Dans l’ensemble, ces résultats mettent en évidence l’importance des choix d’aménagement, même dans des espaces souvent considérés comme secondaires. Une salle d’attente n’est pas un simple décor : elle envoie un signal fort, qui peut inspirer confiance, chaleur ou compétence – mais rarement tout à la fois. Elle peut aussi devenir un lieu d’échanges, à condition que cela reste choisi, car tous les patients n’ont pas la même envie d’interagir. Il n’existe donc pas de configuration idéale universelle. Le véritable enjeu réside dans la capacité à trouver un équilibre subtil, à proposer des salles d’attente plus flexibles et adaptatives, capables de répondre à la diversité des profils et des besoins.
Références
Bitner, M. J. (1992). Servicescapes: The impact of physical surroundings on customers and employees. Journal of marketing, 56(2), 57-71.
DCunha, S., Suresh, S., & Kumar, V. (2021). Service quality in healthcare: Exploring servicescape and patients’ perceptions. International Journal of Healthcare Management.

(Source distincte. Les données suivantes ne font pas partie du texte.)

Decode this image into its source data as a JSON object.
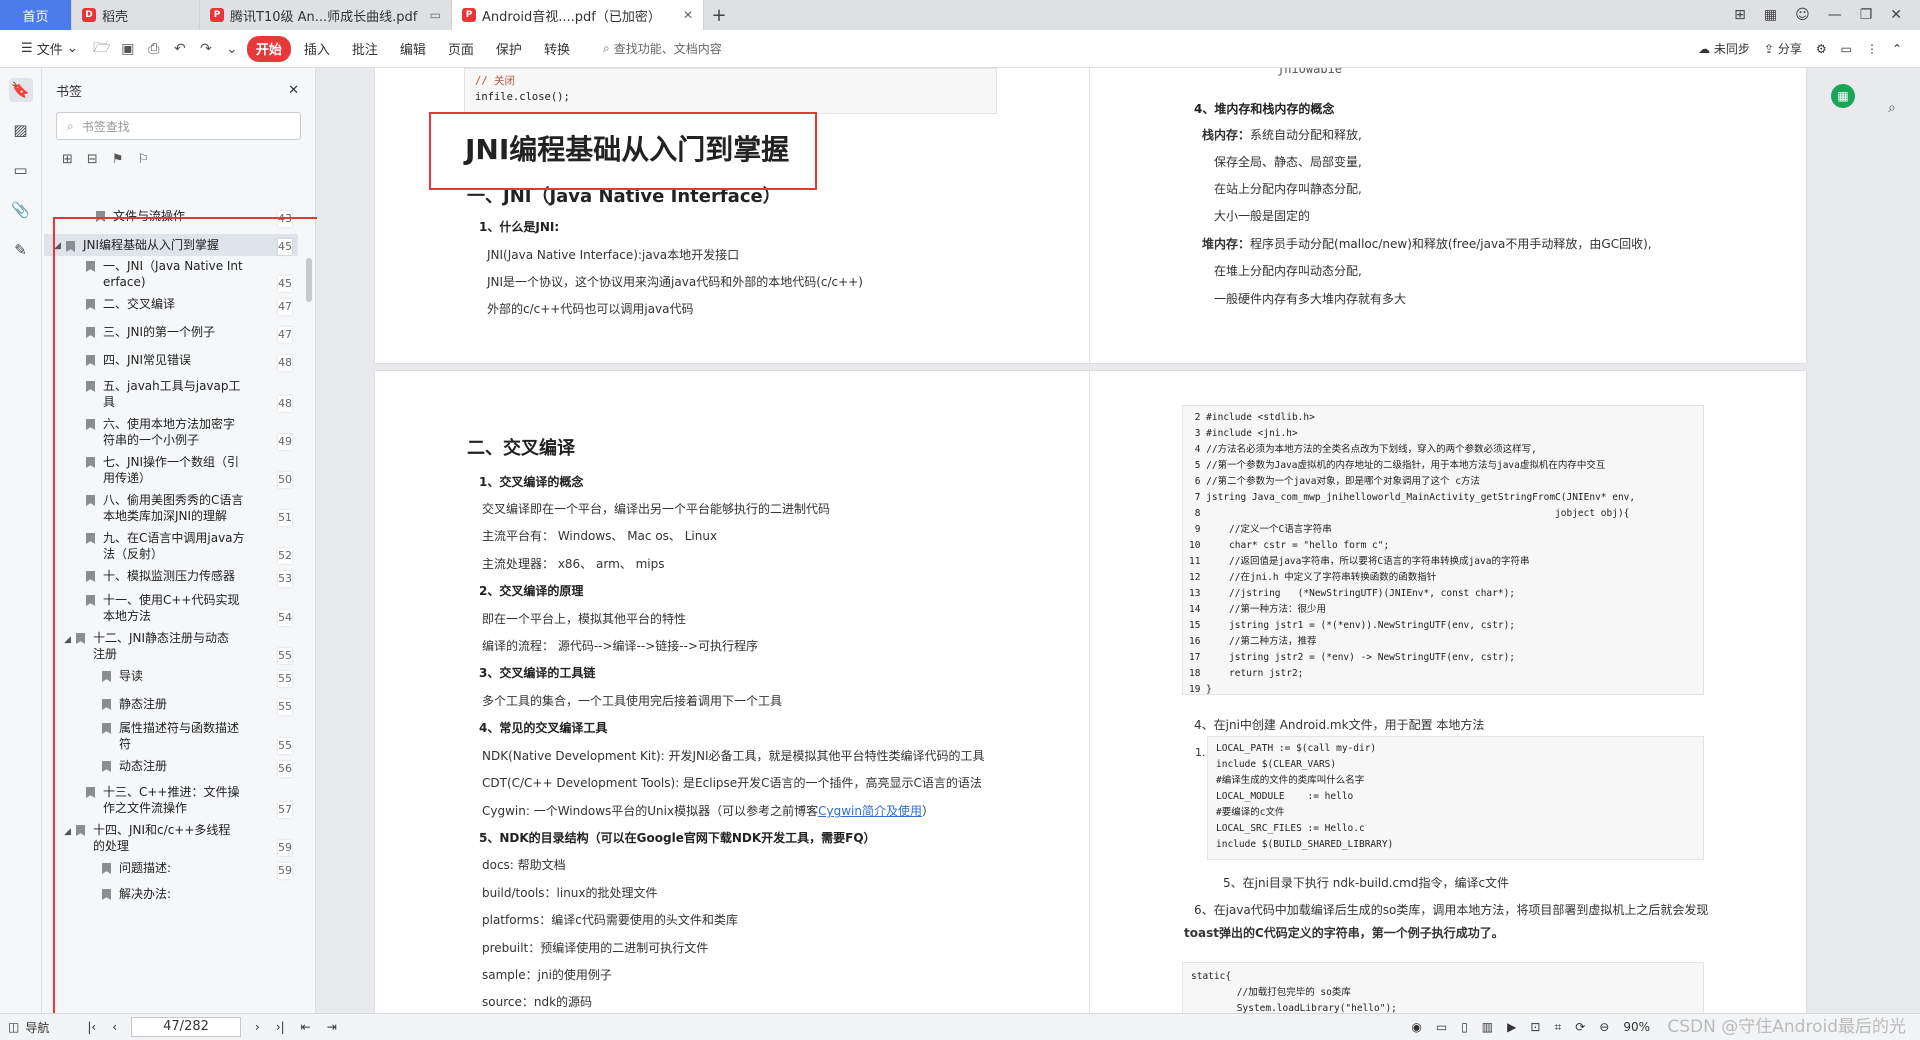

Fiske, S. T., Cuddy, A. J. C., Glick, P., & Xu, J. (2002). A model of (often mixed) stereotype content: Competence and warmth respectively follow from perceived status and competition. Journal of Personality and Social Psychology, 82(6), 878–902.
Liu, S. Q., Bogicevic, V., & Mattila, A. S. (2018). Circular vs. angular servicescape:“Shaping” customer response to a fast service encounter pace. Journal of Business Research, 89, 47-56.
McCrae, R. R., & Costa Jr, P. T. (1999). A five-factor theory of personality. Handbook of personality: Theory and research, 2(1999), 139-153.